De nouvelles aurores boréales pourraient apparaître dans le ciel d'ici la fin du mois de mai.
La semaine dernière, le phénomène, visible dans de nombreux pays de l'hémisphère nord, dont la France, a ravi des milliers de personnes qui l'ont immortalisé en photo.

Ils sont des milliers à être désormais fascinés par ce phénomène lumineux unique et coloré qui apparait de façon exceptionnelle dans le ciel de l'hémisphère Nord. Normalement limitées aux latitudes élevées, des aurores boréales et australes, générées par des tempêtes solaires, ont récemment ébloui un grand nombre de Terriens avec un festival de couleurs dans le ciel nocturne jusqu'au Mexique ou encore le sud de l'Europe et de l'Afrique. 

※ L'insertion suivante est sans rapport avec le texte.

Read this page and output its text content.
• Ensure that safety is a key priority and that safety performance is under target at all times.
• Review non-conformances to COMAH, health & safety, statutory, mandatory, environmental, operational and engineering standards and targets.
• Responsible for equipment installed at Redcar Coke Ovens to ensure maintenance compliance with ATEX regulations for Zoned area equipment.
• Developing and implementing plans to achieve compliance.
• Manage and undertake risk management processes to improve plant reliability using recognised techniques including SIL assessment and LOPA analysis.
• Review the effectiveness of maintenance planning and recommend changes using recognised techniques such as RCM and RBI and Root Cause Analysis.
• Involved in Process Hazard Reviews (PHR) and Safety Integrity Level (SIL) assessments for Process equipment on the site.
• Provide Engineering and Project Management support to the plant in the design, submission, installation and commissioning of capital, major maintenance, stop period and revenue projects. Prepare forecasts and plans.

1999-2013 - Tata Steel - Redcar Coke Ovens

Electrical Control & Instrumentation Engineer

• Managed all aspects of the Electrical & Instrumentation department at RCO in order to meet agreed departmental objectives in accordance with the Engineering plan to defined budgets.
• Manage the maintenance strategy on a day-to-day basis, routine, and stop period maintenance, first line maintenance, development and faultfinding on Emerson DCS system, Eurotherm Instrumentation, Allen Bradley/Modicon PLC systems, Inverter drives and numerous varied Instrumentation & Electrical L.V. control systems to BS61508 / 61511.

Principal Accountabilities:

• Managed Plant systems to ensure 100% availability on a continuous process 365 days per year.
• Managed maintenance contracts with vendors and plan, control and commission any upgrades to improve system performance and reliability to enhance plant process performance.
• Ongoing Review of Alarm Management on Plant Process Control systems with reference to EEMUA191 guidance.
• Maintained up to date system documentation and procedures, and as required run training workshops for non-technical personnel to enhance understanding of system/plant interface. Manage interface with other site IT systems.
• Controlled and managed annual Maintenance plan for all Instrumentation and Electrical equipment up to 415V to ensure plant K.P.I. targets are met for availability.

Le week-end dernier, les aurores boréales ont ainsi fait sensation. De très nombreux clichés et vidéos les immortalisant ont d'ailleurs été postés sur les réseaux sociaux. Et selon les spécialistes, le phénomène pourrait bien se reproduire d'ici la fin du mois de mai et attirer encore une fois les spectateurs...

Visibles dans deux semaines ?

D'où viennent alors ces événements tant attendus ? Les aurores boréales apparues les 11 et 12 mai ont été causées par le plus puissant orage géomagnétique depuis les "orages d'Halloween", en octobre 2003, qui avaient provoqué des pannes de courant en Suède et endommagés des réseaux en Afrique du Sud.

Les orages géomagnétiques surviennent quand des flux de particules chargées électriquement sont expulsés depuis la surface du Soleil et atteignent la magnétosphère, le champ magnétique terrestre. Ces flux de particules sont particulièrement intenses lors des éjections de masse coronale, des éruptions très fortes survenant à proximité des taches solaires. Comme celle à l'origine des derniers évènements et d'une éruption particulièrement forte, mardi dernier.

Avec la rotation du Soleil, cette tâche se trouve près de la tranche de l'astre, déviant d'autant les flux de particules d'éventuelles éruptions. Mais d'ici environ deux semaines, elle se retrouvera à nouveau face à la Terre. 

Et dans l'intervalle, une nouvelle tâche "est en train d'apparaitre maintenant", et pourrait entrainer "une intense activité dans les prochains jours", a indiqué vendredi à l'AFP Alexi Glover, coordinateur de la météo spatiale à l'ESA.

L'activité solaire est "tout sauf terminée", selon cet expert, même s'il est difficile de prévoir la sévérité d'éventuelles éruptions ou si elles provoqueront des aurores boréales.  Les astronomes savent seulement que le Soleil approche d'un pic d'activité dans son cycle de onze ans. Les risques d'un nouvel orage géomagnétique sont donc au plus haut "entre maintenant et la fin de l'année prochaine", selon M. Bettwy, du Centre américain de prévision de météo de l'espace.